The Green Card Man was watching me carefully. From across the street he’d looked no older than thirty. Over here, he looked closer to forty-five. Only, when you got close enough to look into his eyes, he looked older than the ages and not right in the head.

“Are you some kind of guardian? Do you guard the rabbit-hole?”

He smiled . . . or tried to. “That’s what your friend called it.” From his pocket he took a pack of cigarettes. There was no label on them. That was something I’d never seen before, either here in the Land of Ago or in the Land of Ahead.

“Is this the only one?”

He produced a lighter, cupped it to keep the wind from blowing the flame out, then set fire to the end of his cigarette. The smell was sweet, more like marijuana than tobacco. But it wasn’t marijuana. Although he never said, I believe it was something medicinal. Perhaps not so different from my Goody’s Headache Powder.

“There are a few.
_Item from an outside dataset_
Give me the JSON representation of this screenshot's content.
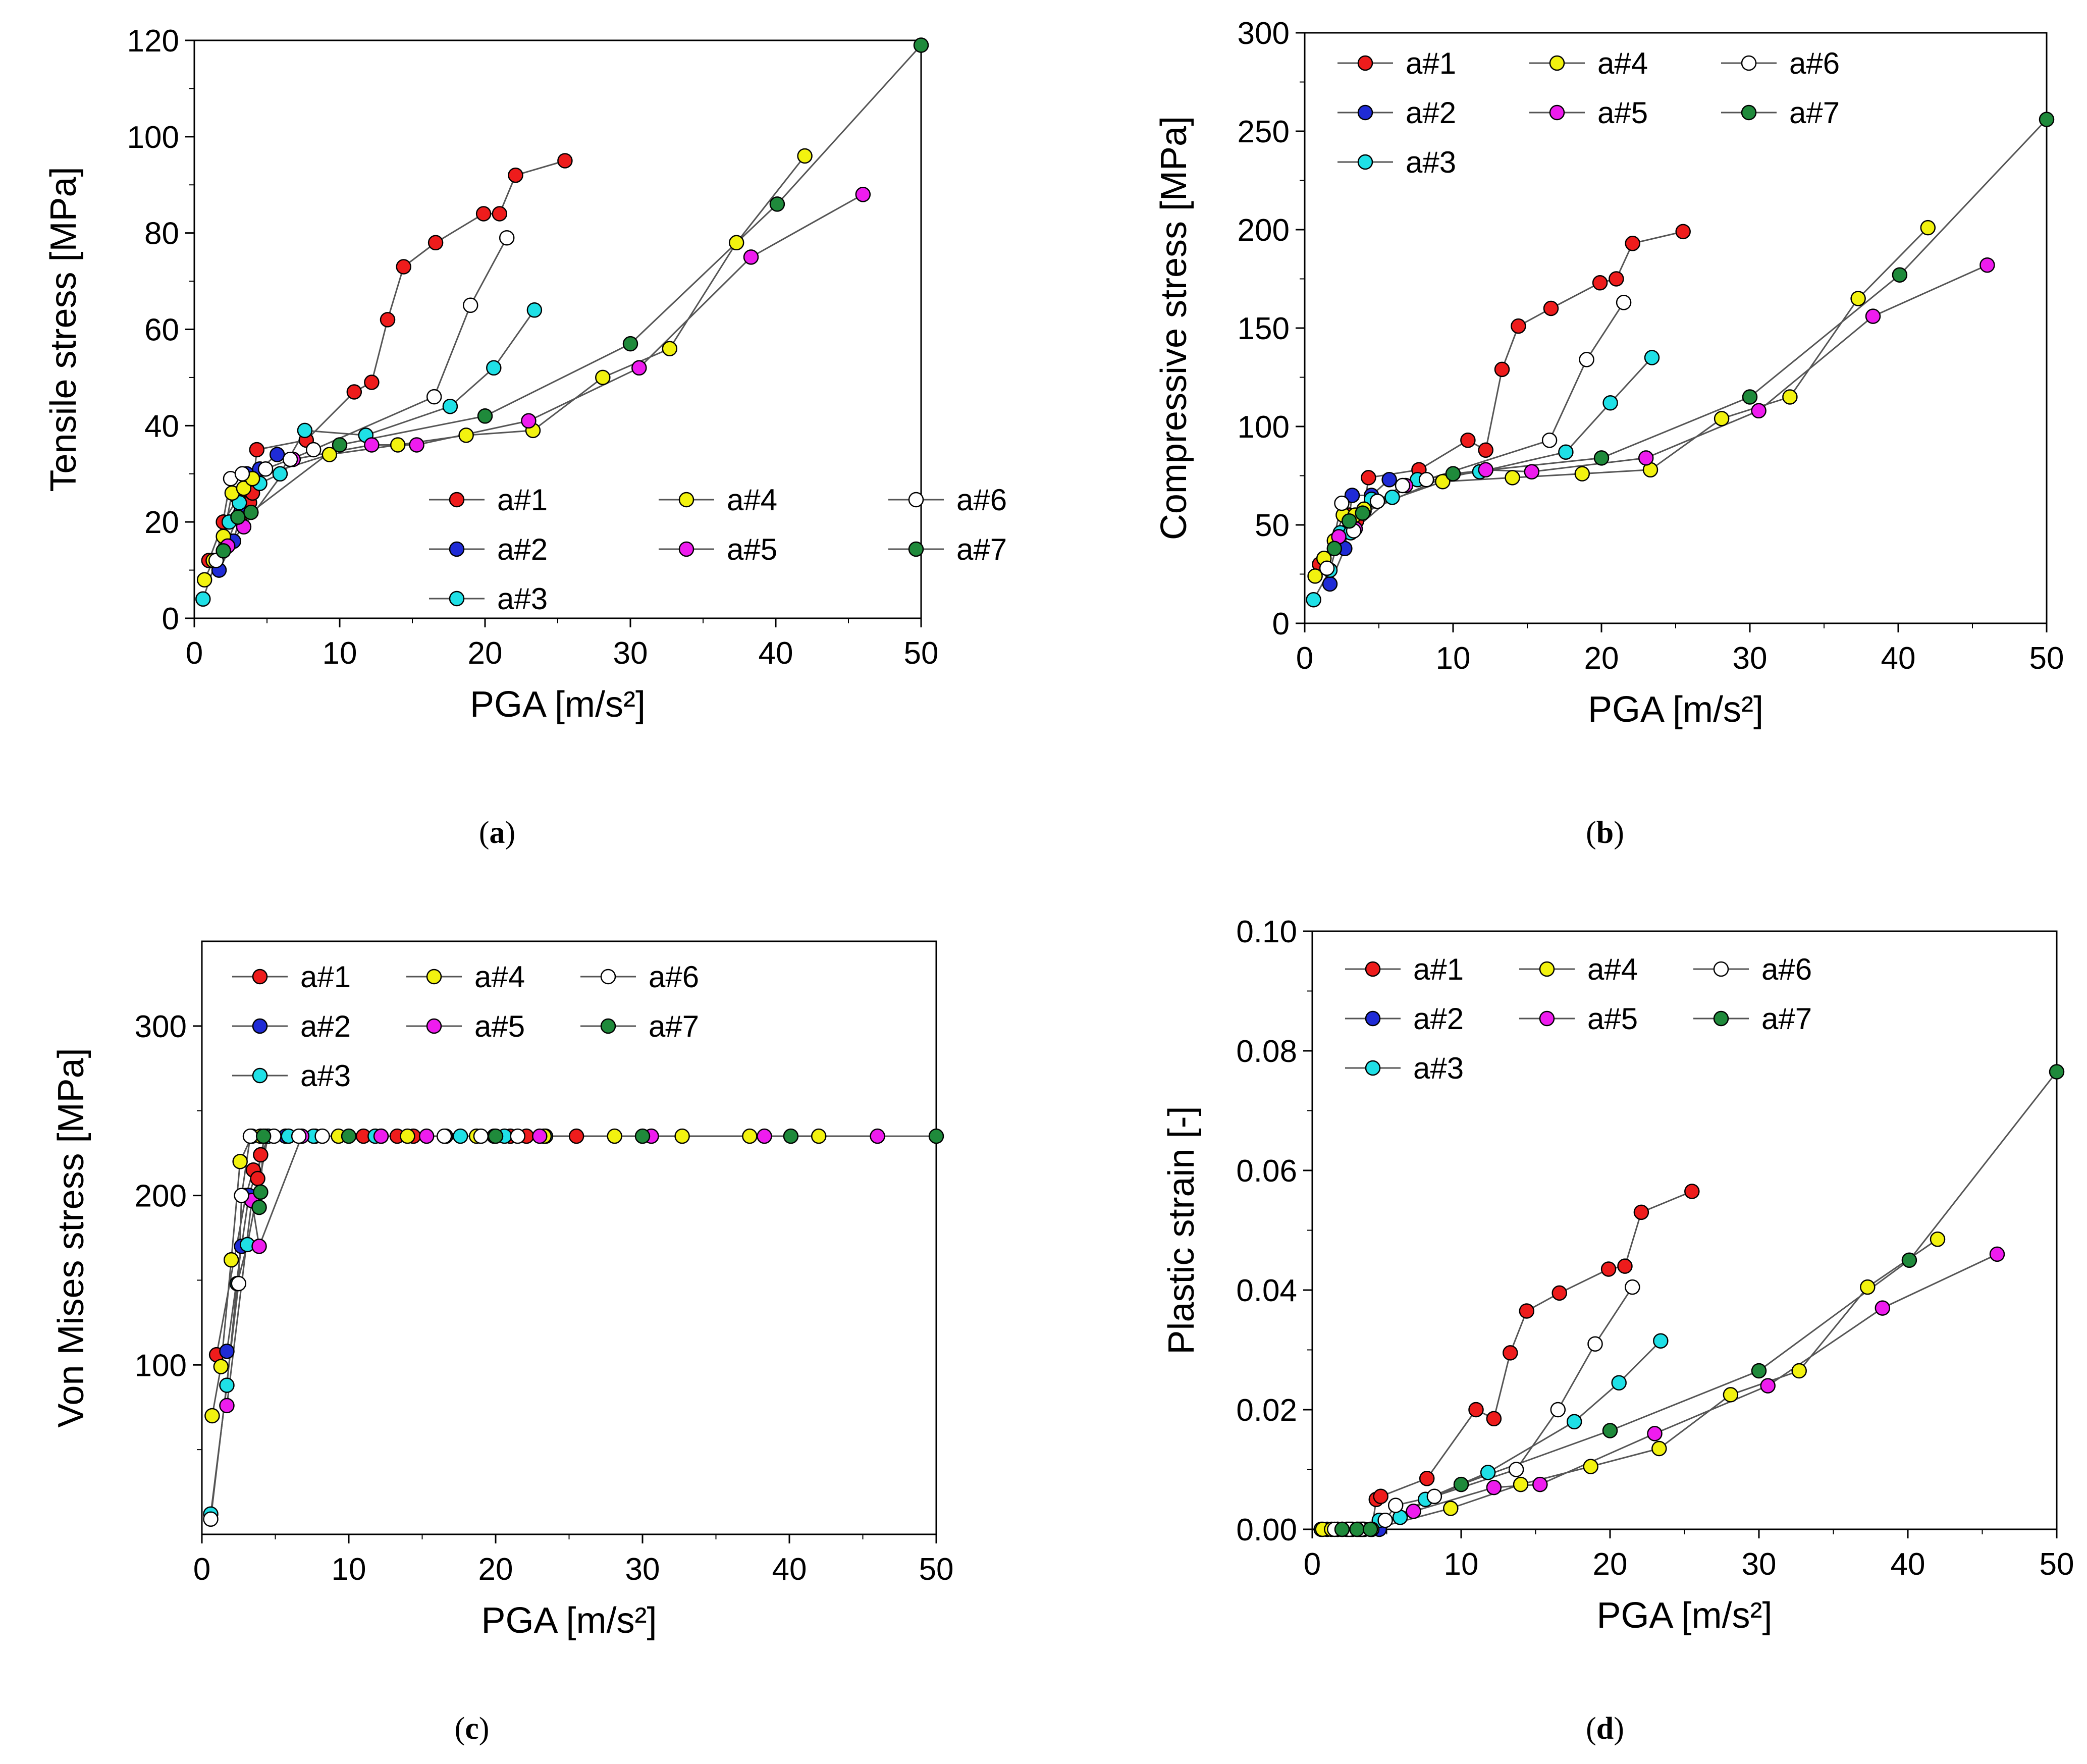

Think of a glass of ginger ale that’s been left out and forgotten.”

“Okay . . .”

“After two or three days, almost all the carbonation is gone, but there are still a few bubbles left. What you call the rabbit-hole isn’t a hole at all. It’s a bubble. As far as guarding . . . no. Not really. It would be nice, but there’s very little we could do that wouldn’t make things worse. That’s the trouble with traveling in time, Jimla.”

“My name is Jake.”

“Fine. What we do, Jake, is watch. Sometimes we warn. As Kyle tried to warn your friend the cook.”

So the crazy guy had a name. A perfectly normal one. Kyle, for God’s sake. It made things worse because it made them more real.

“He
never
tried to warn Al! All he ever did was ask for a buck to buy cheap wine with!”

The Green Card Man dragged on his cigarette and looked down at the cracked concrete, frowning as if something were written there.
Shat-HOOSH, shat-HOOSH
said the weaving flats. “He did at first,” he said. “In his way. Your friend was too excited by the new world he’d found to pay attention. And by then Kyle was already tottering. It’s a . . . how would you put it? An occupational hazard. What we do puts us under enormous mental strain. Do you know why?”

I shook my head.

“Think a minute. How many little explorations and shopping trips did your cook friend make even
before
he got the idea of going to Dallas to stop Oswald? Fifty? A hundred? Two hundred?”

I tried to remember how long Al’s Diner had stood in the mill courtyard and couldn’t. “Probably even more than that.”

“And what did he tell you? Each trip was the first time?”

“Yes. A complete reset.”

He laughed wearily. “Sure he did. People believe what they see. And still, he should have known better.
You
should have known better. Each trip creates its own string, and when you have enough strings, they always get snarled. Did it ever cross your friend’s mind to wonder how he could buy the same meat over and over? Or why things he brought from 1958 never disappeared when he made the next trip?”

“I asked him about that. He didn’t know, so he dismissed it.”

He started to smile, but it turned into a wince. The green once more started to fade out of the card stuck in his hat. He dragged deep on his sweet-smelling cigarette. The color returned and steadied. “Yeah, ignoring the obvious. It’s what we all do. Even after his sanity began to totter, Kyle undoubtedly knew that his trips to yonder liquor store were making his condition worse, but he went on, regardless. I don’t blame him; I’m sure the wine eased
his pain. Especially toward the end. Things might have been better if he hadn’t been able to get to the liquor store—if it was outside the circle—but it wasn’t. And really, who can say? There is no blaming here, Jake. No condemnation.”